«Oh non, encore?» J'entends votre soupir d'ici. Mais oui, le rejeton le plus bruyant de la royauté britannique est bel et bien de retour avec une nouvelle série sur Netflix. (Accrochez-vous, le contrat à 120 millions en prévoit d'autres.) Cette fois-ci, en revanche, pas de secrets de famille exposés sur la place publique ou de critiques acides contre une institution millénaire. Le duc l'a bien compris: il doit changer de disque. Vendre plus de «Harry», et moins de «prince».
Voici donc Invictus Games: les médailles de la résilience dont le titre, avouons, donne aussi peu envie qu'un gros plat de jelly à la framboise.
Le pitch? L'entraînement de six vétérans militaires pour l'édition 2022 des «Invictus Games». Pour rappel, cet «évènement mondial» qui se tient tous les deux ans, a été «fondé par le prince Harry» (dixit Netflix) en 2014 et met en compétition plusieurs centaines d'anciens militaires blessés. Un moyen pour ces hommes et femmes de reprendre le chemin de la vie «normale» après la guerre.
Les Invictus Games est l'un des projets les plus personnels du prince, lui-même vétéran d'Irak et d'Afghanistan - et l'un des rares patronages qu'il a conservés après son départ de la famille royale, en 2020.
Soyons honnêtes: jusqu'à présent, attirer les foules avec autre chose que des potins royaux n'a pas vraiment été le fort du duc.

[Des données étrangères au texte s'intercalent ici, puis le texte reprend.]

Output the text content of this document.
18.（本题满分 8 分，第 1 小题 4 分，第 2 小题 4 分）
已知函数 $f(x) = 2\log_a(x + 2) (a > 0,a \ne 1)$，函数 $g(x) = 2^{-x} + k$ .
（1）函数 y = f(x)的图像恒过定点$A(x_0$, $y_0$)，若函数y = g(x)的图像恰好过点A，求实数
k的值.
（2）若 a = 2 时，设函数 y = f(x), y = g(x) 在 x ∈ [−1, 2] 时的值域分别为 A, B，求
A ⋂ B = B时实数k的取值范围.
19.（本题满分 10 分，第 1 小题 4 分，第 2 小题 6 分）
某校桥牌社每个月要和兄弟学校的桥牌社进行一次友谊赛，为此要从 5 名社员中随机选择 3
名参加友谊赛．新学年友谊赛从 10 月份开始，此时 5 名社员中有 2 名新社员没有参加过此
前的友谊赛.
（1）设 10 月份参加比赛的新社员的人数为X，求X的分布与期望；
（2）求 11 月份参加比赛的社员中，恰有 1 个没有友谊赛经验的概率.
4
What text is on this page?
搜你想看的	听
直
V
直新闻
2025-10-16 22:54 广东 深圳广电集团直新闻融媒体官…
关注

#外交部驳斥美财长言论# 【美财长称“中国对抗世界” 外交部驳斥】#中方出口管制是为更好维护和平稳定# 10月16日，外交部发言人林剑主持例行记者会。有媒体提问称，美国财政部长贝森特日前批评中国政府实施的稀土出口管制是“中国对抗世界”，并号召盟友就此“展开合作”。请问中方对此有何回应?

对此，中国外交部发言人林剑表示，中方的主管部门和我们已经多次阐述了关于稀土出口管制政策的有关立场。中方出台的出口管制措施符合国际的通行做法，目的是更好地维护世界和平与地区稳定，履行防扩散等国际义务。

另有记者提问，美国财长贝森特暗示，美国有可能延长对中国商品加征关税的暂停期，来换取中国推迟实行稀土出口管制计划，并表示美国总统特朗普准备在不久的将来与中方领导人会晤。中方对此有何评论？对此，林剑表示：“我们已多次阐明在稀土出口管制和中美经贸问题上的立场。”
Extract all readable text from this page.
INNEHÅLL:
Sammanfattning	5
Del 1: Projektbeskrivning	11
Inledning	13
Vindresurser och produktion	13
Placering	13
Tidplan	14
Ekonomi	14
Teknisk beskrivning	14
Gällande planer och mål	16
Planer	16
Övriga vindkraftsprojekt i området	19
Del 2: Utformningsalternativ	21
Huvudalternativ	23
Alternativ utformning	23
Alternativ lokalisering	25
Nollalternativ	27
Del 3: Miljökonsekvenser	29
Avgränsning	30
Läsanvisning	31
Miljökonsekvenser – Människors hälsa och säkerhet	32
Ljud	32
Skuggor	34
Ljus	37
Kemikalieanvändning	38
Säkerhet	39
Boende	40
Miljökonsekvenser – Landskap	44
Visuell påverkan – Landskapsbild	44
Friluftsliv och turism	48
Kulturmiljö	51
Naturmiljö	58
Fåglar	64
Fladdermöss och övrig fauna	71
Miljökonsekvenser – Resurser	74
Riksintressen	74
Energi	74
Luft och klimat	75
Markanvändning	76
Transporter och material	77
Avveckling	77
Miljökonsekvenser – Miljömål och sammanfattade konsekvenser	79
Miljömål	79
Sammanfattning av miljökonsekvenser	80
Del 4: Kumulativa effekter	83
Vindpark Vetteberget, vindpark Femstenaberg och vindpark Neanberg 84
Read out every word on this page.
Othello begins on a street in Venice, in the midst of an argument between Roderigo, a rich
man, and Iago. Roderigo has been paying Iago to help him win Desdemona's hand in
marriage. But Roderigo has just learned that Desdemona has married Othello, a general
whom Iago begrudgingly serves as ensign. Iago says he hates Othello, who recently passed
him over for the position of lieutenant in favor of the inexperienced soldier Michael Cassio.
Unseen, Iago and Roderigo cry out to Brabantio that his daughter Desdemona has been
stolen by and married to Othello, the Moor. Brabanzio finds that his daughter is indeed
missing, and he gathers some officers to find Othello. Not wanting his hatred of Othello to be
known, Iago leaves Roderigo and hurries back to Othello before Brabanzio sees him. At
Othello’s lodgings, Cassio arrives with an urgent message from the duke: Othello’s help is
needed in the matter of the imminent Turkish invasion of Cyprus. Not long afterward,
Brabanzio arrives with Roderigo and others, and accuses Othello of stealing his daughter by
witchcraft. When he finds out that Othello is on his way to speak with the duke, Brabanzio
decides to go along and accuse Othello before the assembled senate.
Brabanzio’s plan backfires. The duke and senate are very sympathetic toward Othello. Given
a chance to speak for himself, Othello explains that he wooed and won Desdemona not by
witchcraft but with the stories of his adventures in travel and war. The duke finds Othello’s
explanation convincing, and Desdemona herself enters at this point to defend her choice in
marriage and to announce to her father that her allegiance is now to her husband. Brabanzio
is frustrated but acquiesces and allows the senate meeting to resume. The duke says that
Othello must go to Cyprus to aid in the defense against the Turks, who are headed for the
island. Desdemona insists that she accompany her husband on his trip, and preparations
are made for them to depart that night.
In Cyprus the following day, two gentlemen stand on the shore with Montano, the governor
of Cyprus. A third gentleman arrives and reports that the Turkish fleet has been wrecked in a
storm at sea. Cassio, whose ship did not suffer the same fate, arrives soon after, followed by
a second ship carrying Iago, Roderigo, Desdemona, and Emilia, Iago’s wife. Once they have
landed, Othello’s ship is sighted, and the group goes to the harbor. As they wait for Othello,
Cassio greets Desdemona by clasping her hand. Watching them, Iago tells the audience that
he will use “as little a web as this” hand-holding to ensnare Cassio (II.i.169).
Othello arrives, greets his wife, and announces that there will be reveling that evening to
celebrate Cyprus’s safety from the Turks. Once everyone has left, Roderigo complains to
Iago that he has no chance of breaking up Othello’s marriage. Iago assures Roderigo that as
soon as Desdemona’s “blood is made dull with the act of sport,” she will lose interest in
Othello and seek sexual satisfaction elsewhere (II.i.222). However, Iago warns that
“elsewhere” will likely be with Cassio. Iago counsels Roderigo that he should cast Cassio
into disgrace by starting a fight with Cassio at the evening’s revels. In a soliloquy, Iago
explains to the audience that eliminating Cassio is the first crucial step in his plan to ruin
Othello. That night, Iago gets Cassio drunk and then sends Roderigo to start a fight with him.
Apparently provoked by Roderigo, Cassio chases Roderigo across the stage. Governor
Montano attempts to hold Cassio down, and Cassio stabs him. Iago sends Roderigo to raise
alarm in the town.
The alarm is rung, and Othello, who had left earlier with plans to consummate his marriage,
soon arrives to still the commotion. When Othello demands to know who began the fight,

Qui se souvient de Live to Lead («Des vies à mener: Leaders dans l'âme», dans sa version française), le documentaire sirupeux produit par les Sussex consacré à des «personnalités inspirantes», et dévoilé seulement quinze jours après leur retentissante série Harry & Meghan, en décembre dernier? Personne.
Il est temps de donner au prince Harry une chance de parler d'autre chose que lui-même.
C'est mal parti.
Quatre minutes après le lancement, Harry apparaît, bien calé dans un fauteuil de son domaine californien. L'intervieweur lui demande de se présenter. En guise de réponse: un simple «Harry» et un sourire gêné.
Et que fait-il dans la vie, «Harry»? Toujours en évitant soigneusement de mentionner son sang bleu ou la Firme diabolique qui l'a vu naître, le duc énumère: père de deux enfants, propriétaire de plusieurs chiens, mari (oui, dans cet ordre-là), et, surtout, parrain fondateur des Jeux Invictus. Notre sujet du jour.
Il faut reconnaître que les participants de cette fresque sur le retour au quotidien après des mois sur le front sont passionnants. Musique dramatique, plans esthétiques, trajectoires personnelles poignantes: pas de doute, Netflix sait y faire. Sauf que le message se retrouve un peu brouillé, éclipsé par la présence récurrente de «Harry», la star dont le passé royal plane en fond.
A ceux qui craignent un documentaire jalonné d'apitoiements princiers, navrée de vous décevoir: on n'y coupe pas. Harry ne serait pas Harry sans quelques soupirs, confortablement installé au fond de son canapé (d'ailleurs, pour les curieux, le documentaire offre un aperçu inédit des pièces du manoir de Montecito, dont un bureau de très bon goût).
Entre deux témoignages de soldats privés d'un bras ou d'une jambe, et quelques conseils LinkedIn sur la résilience, le prince éploré parvient même à envoyer une pique à peine voilée à sa famille, lorsqu'il évoque son retour d'Afghanistan, en 2012:
«Hélas, comme beaucoup, lorsqu’on envisage de suivre une thérapie, c’est quand on est allongé sur le sol en position foetale, en regrettant de ne pas avoir réglé le problème plus tôt», soupire encore le duc de Sussex.
Et évidemment, au moment d'aborder la question des traumas antérieurs à ceux de la guerre, il serait impensable pour le prince de ne pas mentionner sa mère, Lady Diana, décédée dans un accident de voiture quand il avait 12 ans. Un thème récurrent sur lequel Harry ne peut s'empêcher de revenir, encore et encore. «J'étais incapable de pleurer, incapable de ressentir», affirme-t-il dans un épisode. Sortez les mouchoirs.
Quant à Meghan (autre thème incontournable), la duchesse de Sussex se limite à quelques apparitions fugaces tout au long des cinq épisodes. Une apparition vaporeuse et glamour, en robe de bal rouge, soutien indéfectible et discret.
Tentative de validation et de guérison, la série Heart of Invictus est bourrée de bonnes intentions. Mais aussi la preuve cruelle que le rôle de «Harry» est plus difficile et moins vendeur que celui de «prince». Pas grave, il y aura d'autres tentatives. Il paraît que l'entraînement est l'une des vertus du sport.